For candidates like Beaudry-Mellor, the message was clear.

“It means that some of our supporters in urban Saskatchewan are staying home,” she said during her closing remarks. “Your next premier needs to turn that momentum around, and part of that is maintaining the sort of coalition, or dual values, of economic growth and quality of life issues that our party has been known for.”

However, not all candidates are sold on the rural-urban divide. Alanna Koch used her closing remarks to urge the party to stay the course and build on what was started over the past decade. Afterwards, Koch said she doesn’t see as much of a provincial divide as her colleagues do.

“I see Saskatchewan people as the same,” she said. “We’ve got the same values (and) the same things matter to us: families, jobs, a strong economy (and) a great quality of life. I don’t really see the difference. I do know that I’ve got all kinds of traction in both the cities as well as the rural areas, and I’m not surprised by that because we’re all the same.”

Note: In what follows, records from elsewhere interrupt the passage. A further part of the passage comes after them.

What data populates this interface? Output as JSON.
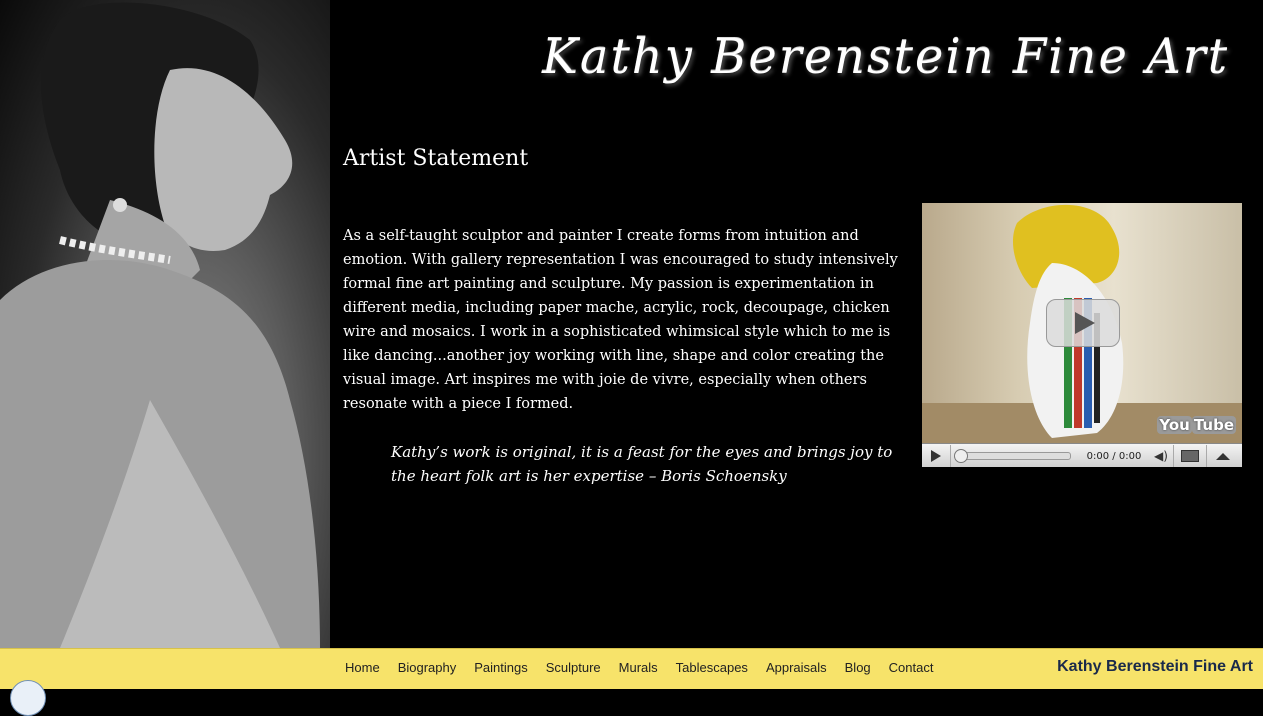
{
  "header": {
    "site_title": "Kathy Berenstein Fine Art"
  },
  "main": {
    "heading": "Artist Statement",
    "statement": "As a self-taught sculptor and painter I create forms from intuition and emotion. With gallery representation I was encouraged to study intensively formal fine art painting and sculpture.  My passion is experimentation in different media, including paper mache, acrylic, rock, decoupage, chicken wire and mosaics.  I work in a sophisticated whimsical style which to me is like dancing...another joy working with line, shape and color creating the visual image.  Art inspires me with joie de vivre, especially when others resonate with a piece I formed.",
    "quote": "Kathy’s work is original, it is a feast for the eyes and brings joy to the heart folk art is her expertise – Boris Schoensky"
  },
  "video": {
    "logo_you": "You",
    "logo_tube": "Tube",
    "time": "0:00 / 0:00",
    "volume_icon": "speaker-icon",
    "play_icon": "play-icon"
  },
  "nav": {
    "items": [
      "Home",
      "Biography",
      "Paintings",
      "Sculpture",
      "Murals",
      "Tablescapes",
      "Appraisals",
      "Blog",
      "Contact"
    ]
  },
  "footer": {
    "brand": "Kathy Berenstein Fine Art"
  },
  "colors": {
    "nav_bg": "#f7e36a",
    "page_bg": "#000000",
    "brand_text": "#1a2a4a"
  }
}
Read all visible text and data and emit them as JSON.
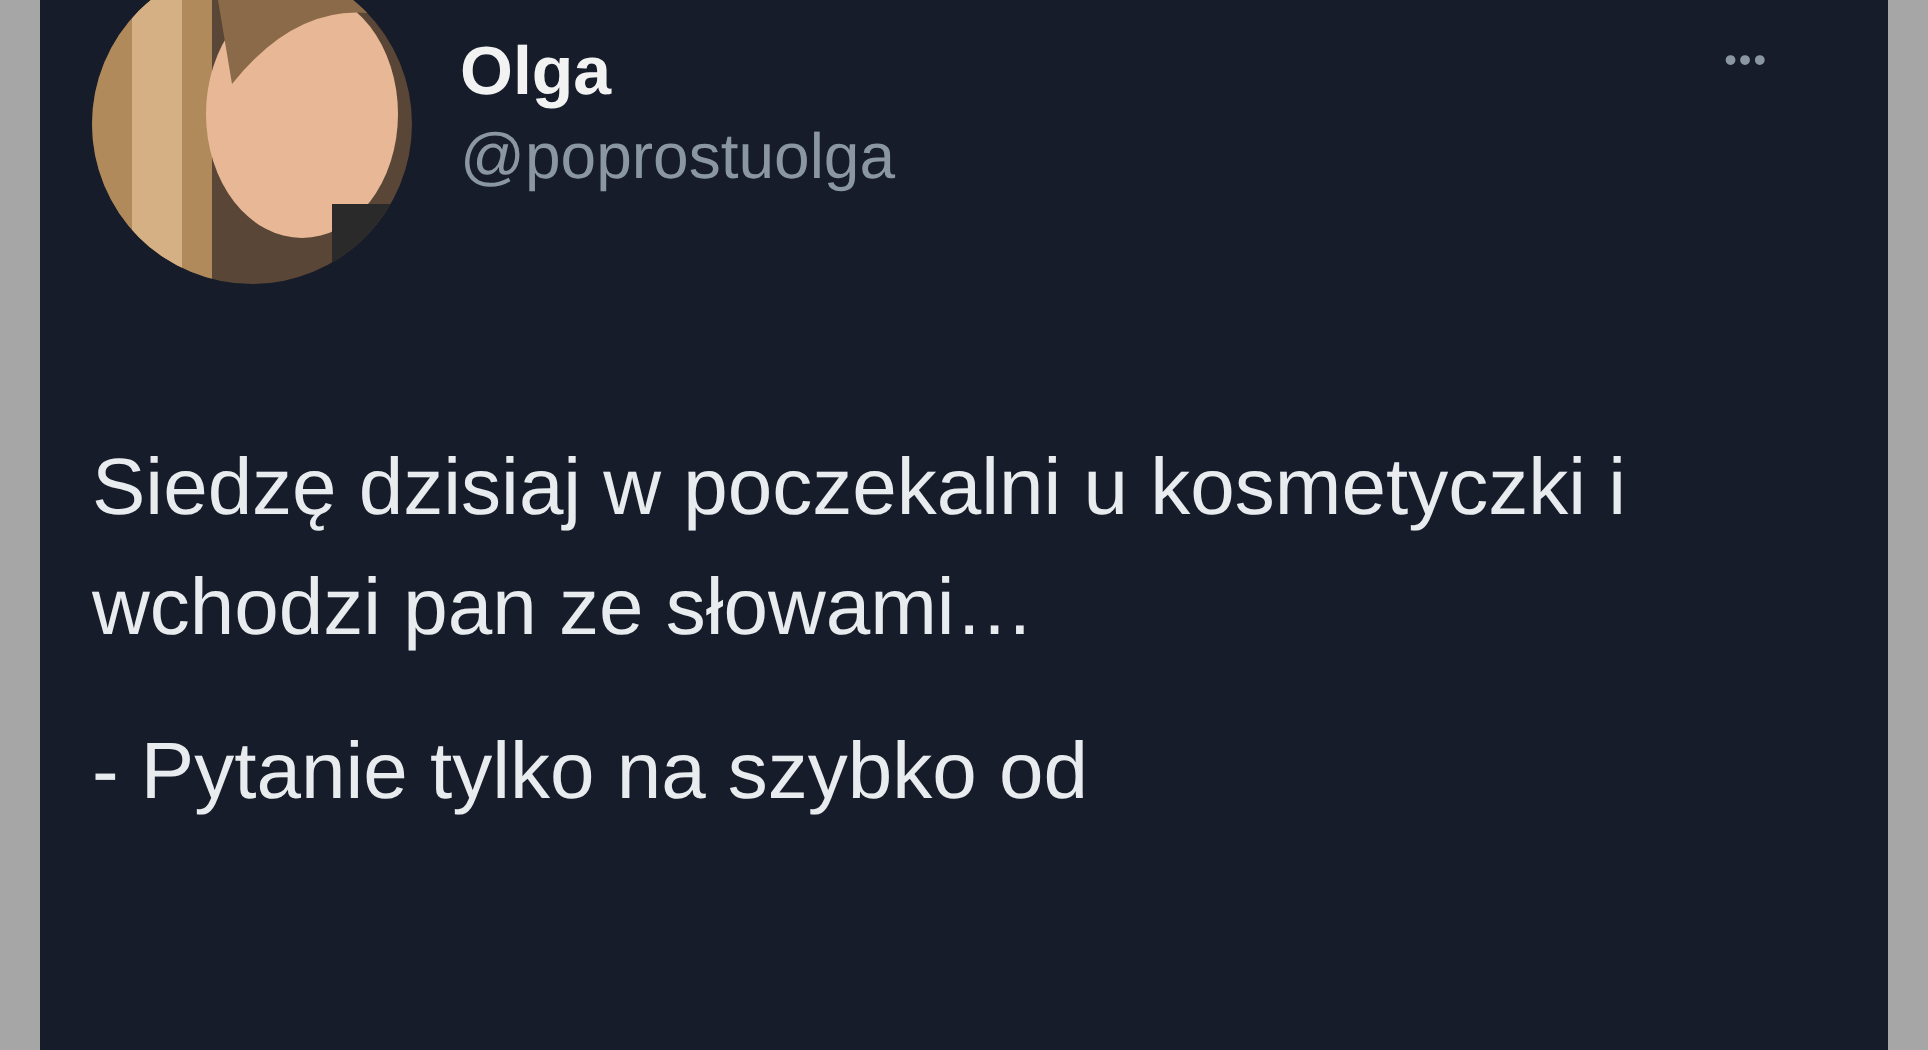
{
  "tweet": {
    "author": {
      "name": "Olga",
      "handle": "@poprostuolga"
    },
    "menu": "•••",
    "paragraphs": [
      "Siedzę dzisiaj w poczekalni u kosmetyczki i wchodzi pan ze słowami…",
      "- Pytanie tylko na szybko od"
    ]
  }
}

Rosthern-Shellbrook MLA Scott Moe also used his one-minute closing statement to focus on other areas. He spoke about the need for experience and strong leadership in the next general election.

However, after the debate Moe, the only rural MLA in the party’s leadership race, didn’t hesitate to emphasize the importance of staying competitive in Saskatchewan’s cities.

“I think we need to work hard. I think we need to work harder than the NDP, quite frankly,” he said. “That’s precisely what we did in 2007, ’11 and most recently in 2016, and I think all of the candidates, myself included, are very willing to do that as we go into the general election.”

Identifying a problem is one thing, but putting forward a solution is another. While Beaudry-Mellor, Cheveldayoff and Wyant all have similar concerns about the future, their plans for the present are a bit different.

Cheveldayoff said the last 10 years have seen a lot of economic growth, but after a difficult spring budget the party needs to step back and admit some mistakes were made.

Wyant wants the party to focus on the things that unite voters, like improving the efficiency and effectiveness of government, without creating divisions within the province.

Beaudry-Mellor said they need to emphasize how the health of the agricultural and natural resource sector affect the quality of life in all areas of the province, including Saskatchewan cities.

Of the 10 seats not won by the Saskatchewan Party in the 2016 provincial election, eight were in Saskatoon, Regina or Prince Albert. Only two were in rural areas. Both of those rural ridings are in Northern Saskatchewan.

Cabinet minister Joe Hargrave said there has always been talk of an urban-rural divide in Saskatchewan politics. However, the Saskatchewan Party’s lone Prince Albert MLA said he doesn’t believe a significant split exists.

Hargrave, who is one of more than a dozen urban Saskatchewan Party MLAs, said it’s an important issue to talk about, given that the government needs to represent the whole province. Still, he thinks the party is already having lots of success, and just needs to stick to its current plan.

“I don’t think we need any major shift in any policies to continue to be successful in the cities and the urban centres,” he said. “You’ve got to remember, we still have the vast majority of seats, both rural and urban, so we’ve done very, very well in the cities, and I just think we’ve got to continue to listen to those people.”